A noi piacciono raramente le direzioni d’orchestra, soprattutto per invidia ma, anche, per alcune incongruenze che ci colpiscono: in questo caso ci è sembrato che il gesto tendesse ad “anticipare” e l’attitudine a “dividere” le battute durante i temi solistici del piano non assicurava l’uniformità del suono che raggiungeva le nostre orecchie con due differenti velocità: v1 dal pianoforte, v2 dall’orchestra. Va aggiunto, per amor di precisione, che non eravamo particolarmente vicini al podio.
Del pianista non sapremmo cosa dire: nel camminare strascicato verso lo strumento manifestava la debolezza dell’anziano – ma anagraficamente non lo è – mentre risultava estremamente vigoroso nell’esecuzione, nello stile violento della famosa Marta Argerich, di cui è ottimo amico.
I colpi di tosse durante i cambi di movimenti e gli applausi finali del pubblico sono stati degni di un gran concerto ma, è pur vero, che gli spettatori son più concentrati a leggere nomi e titoli sui programmi di sala che ad ascoltare.
Essendo il primo ascolto dal vivo di Gilbert e Freire, confesso la mia ignoranza e mi sento obbligato all’incertezza ed aggiungo alcune frasi più documentate.
Quello di Freire è un nome importante nell’universo pianistico: brasiliano, ex enfant prodige (primo concerto a cinque anni), estimatore della musica romantica, è ospite da sessanta anni delle più grandi istituzioni concertistiche e collabora con i più famosi direttori d’orchestra.

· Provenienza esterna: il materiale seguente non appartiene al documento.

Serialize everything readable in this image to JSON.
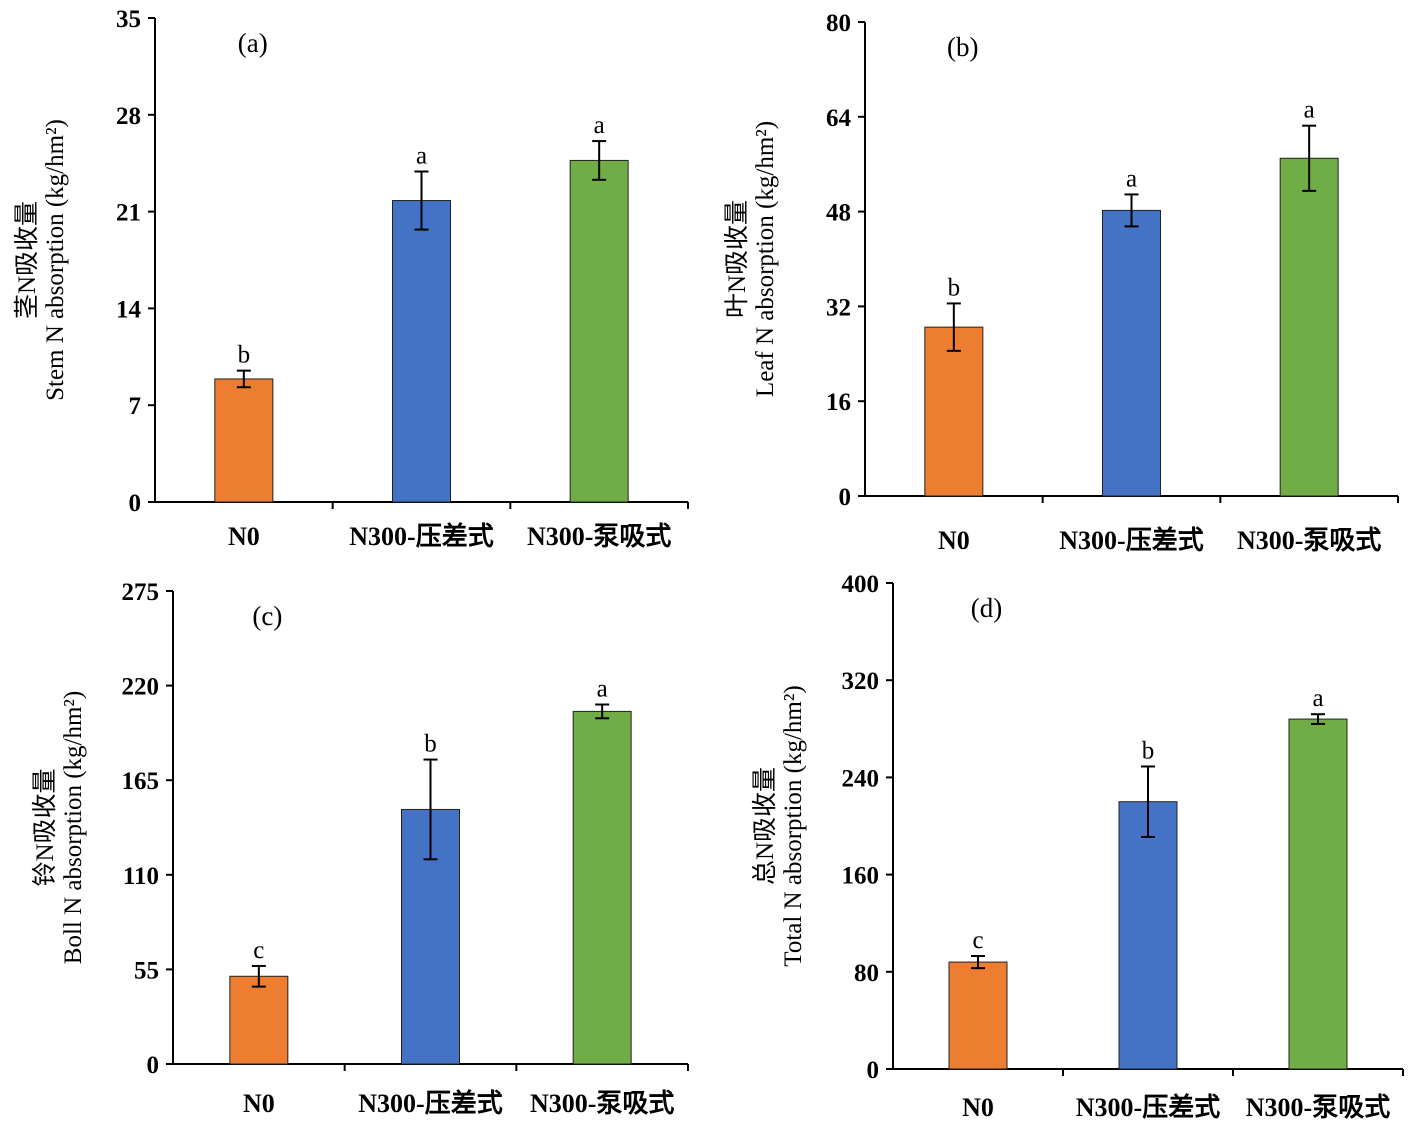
{
  "colors": {
    "N0": "#ED7D31",
    "pressure": "#4472C4",
    "pump": "#70AD47",
    "axis": "#000000"
  },
  "chart_data": [
    {
      "type": "bar",
      "panel": "(a)",
      "ylabel_cn": "茎N吸收量",
      "ylabel_en": "Stem N absorption (kg/hm²)",
      "ylim": [
        0,
        35
      ],
      "yticks": [
        "0",
        "7",
        "14",
        "21",
        "28",
        "35"
      ],
      "categories": [
        "N0",
        "N300-压差式",
        "N300-泵吸式"
      ],
      "values": [
        8.9,
        21.8,
        24.7
      ],
      "errors": [
        0.6,
        2.1,
        1.4
      ],
      "letters": [
        "b",
        "a",
        "a"
      ]
    },
    {
      "type": "bar",
      "panel": "(b)",
      "ylabel_cn": "叶N吸收量",
      "ylabel_en": "Leaf N absorption (kg/hm²)",
      "ylim": [
        0,
        80
      ],
      "yticks": [
        "0",
        "16",
        "32",
        "48",
        "64",
        "80"
      ],
      "categories": [
        "N0",
        "N300-压差式",
        "N300-泵吸式"
      ],
      "values": [
        28.5,
        48.2,
        57.0
      ],
      "errors": [
        4.0,
        2.7,
        5.5
      ],
      "letters": [
        "b",
        "a",
        "a"
      ]
    },
    {
      "type": "bar",
      "panel": "(c)",
      "ylabel_cn": "铃N吸收量",
      "ylabel_en": "Boll N absorption (kg/hm²)",
      "ylim": [
        0,
        275
      ],
      "yticks": [
        "0",
        "55",
        "110",
        "165",
        "220",
        "275"
      ],
      "categories": [
        "N0",
        "N300-压差式",
        "N300-泵吸式"
      ],
      "values": [
        51,
        148,
        205
      ],
      "errors": [
        6,
        29,
        4
      ],
      "letters": [
        "c",
        "b",
        "a"
      ]
    },
    {
      "type": "bar",
      "panel": "(d)",
      "ylabel_cn": "总N吸收量",
      "ylabel_en": "Total N absorption (kg/hm²)",
      "ylim": [
        0,
        400
      ],
      "yticks": [
        "0",
        "80",
        "160",
        "240",
        "320",
        "400"
      ],
      "categories": [
        "N0",
        "N300-压差式",
        "N300-泵吸式"
      ],
      "values": [
        88,
        220,
        288
      ],
      "errors": [
        5,
        29,
        4
      ],
      "letters": [
        "c",
        "b",
        "a"
      ]
    }
  ]
}
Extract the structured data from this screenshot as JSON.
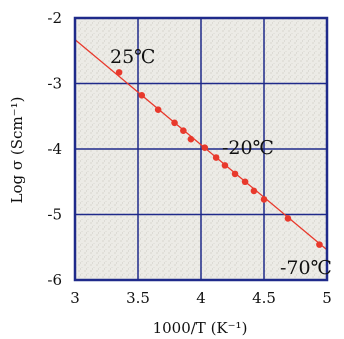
{
  "chart_data": {
    "type": "scatter",
    "xlabel": "1000/T (K⁻¹)",
    "ylabel": "Log σ (Scm⁻¹)",
    "xlim": [
      3,
      5
    ],
    "ylim": [
      -6,
      -2
    ],
    "xticks": [
      "3",
      "3.5",
      "4",
      "4.5",
      "5"
    ],
    "yticks": [
      "-2",
      "-3",
      "-4",
      "-5",
      "-6"
    ],
    "grid": true,
    "series": [
      {
        "points": [
          [
            3.35,
            -2.83
          ],
          [
            3.53,
            -3.18
          ],
          [
            3.66,
            -3.4
          ],
          [
            3.79,
            -3.6
          ],
          [
            3.86,
            -3.72
          ],
          [
            3.92,
            -3.85
          ],
          [
            4.03,
            -3.98
          ],
          [
            4.12,
            -4.13
          ],
          [
            4.19,
            -4.25
          ],
          [
            4.27,
            -4.38
          ],
          [
            4.35,
            -4.5
          ],
          [
            4.42,
            -4.64
          ],
          [
            4.5,
            -4.77
          ],
          [
            4.69,
            -5.06
          ],
          [
            4.94,
            -5.46
          ]
        ],
        "fit_line": [
          [
            3.0,
            -2.33
          ],
          [
            5.0,
            -5.54
          ]
        ]
      }
    ],
    "annotations": [
      "25℃",
      "-20℃",
      "-70℃"
    ],
    "colors": {
      "marker": "#e8392c",
      "line": "#e8392c",
      "grid": "#1f2a8a",
      "frame": "#1f2a8a",
      "plot_bg": "#ecebe6"
    }
  }
}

A suo modo anche Alan Gilbert è un enfant prodige: in quanto direttore d’orchestra è stato uno dei più giovani ad ottenere il privilegio di una direzione musicale importante, la New York Philarmonic Orchestra. È molto attivo nella musica del ‘900 e contemporanea ed è un notevole ideatore di eventi.
Il concerto per pianoforte e orchestra n. 2, in Si bemolle maggiore, è il più popolare ed eseguito dei due concerti per pianoforte di Johannes Brahms. È considerato il concerto per pianoforte e orchestra più difficile di tutto il repertorio concertistico per le arditezze tecniche e la scrittura non ortodossa. I temi riecheggiano melodie note nel suo tempo. Il brano non conosce conflitti violenti, ma preferisce lanciare solista e orchestra in un dialogo teso ed espressivo (Giacomo Manzoni, Guida all’ascolto della musica sinfonica, Feltrinelli, 1980).
“Images pour orchestre” è una composizione in tre movimenti, scritta tra il 1905 ed il 1912. originariamente l’autore intendeva utilizzare due pianoforti ma, in una lettera del 1906 spiega al suo editore Durand di preferire una partitura orchestrale.
I tre movimenti sono: “Giga”; “Iberia” (a sua volta tripartita) e “Girotondi di primavera”.
Il primo movimento, inizialmente definito “Giga triste”, prende ispirazione da ricordi e melodie inglesi e scozzesi. Nell’orchestrazione sembra che Debussy venisse aiutato da André Caplet.
Le tre sezioni dell’Iberia hanno i titoli: “Per le strade e per i sentieri”; “I profumi della notte”; “Il mattino di un giorno di festa”. La musica è naturalmente ispirata ai ricordi della Spagna. Secondo alcuni commentatori Debussy ha sviluppato il tentativo di trasferire in musica alcune immagini dalle arti figurative (Richard Langham Smith, “Debussy and the Art of the Cinema”, gennaio 1973, Music & Letters,).
Nei “Girotondi di primavera” il compositore ha utilizzato due temi folcloristici francesi: “Nous n’irons plus au bois” e “Do, do l’enfant do”.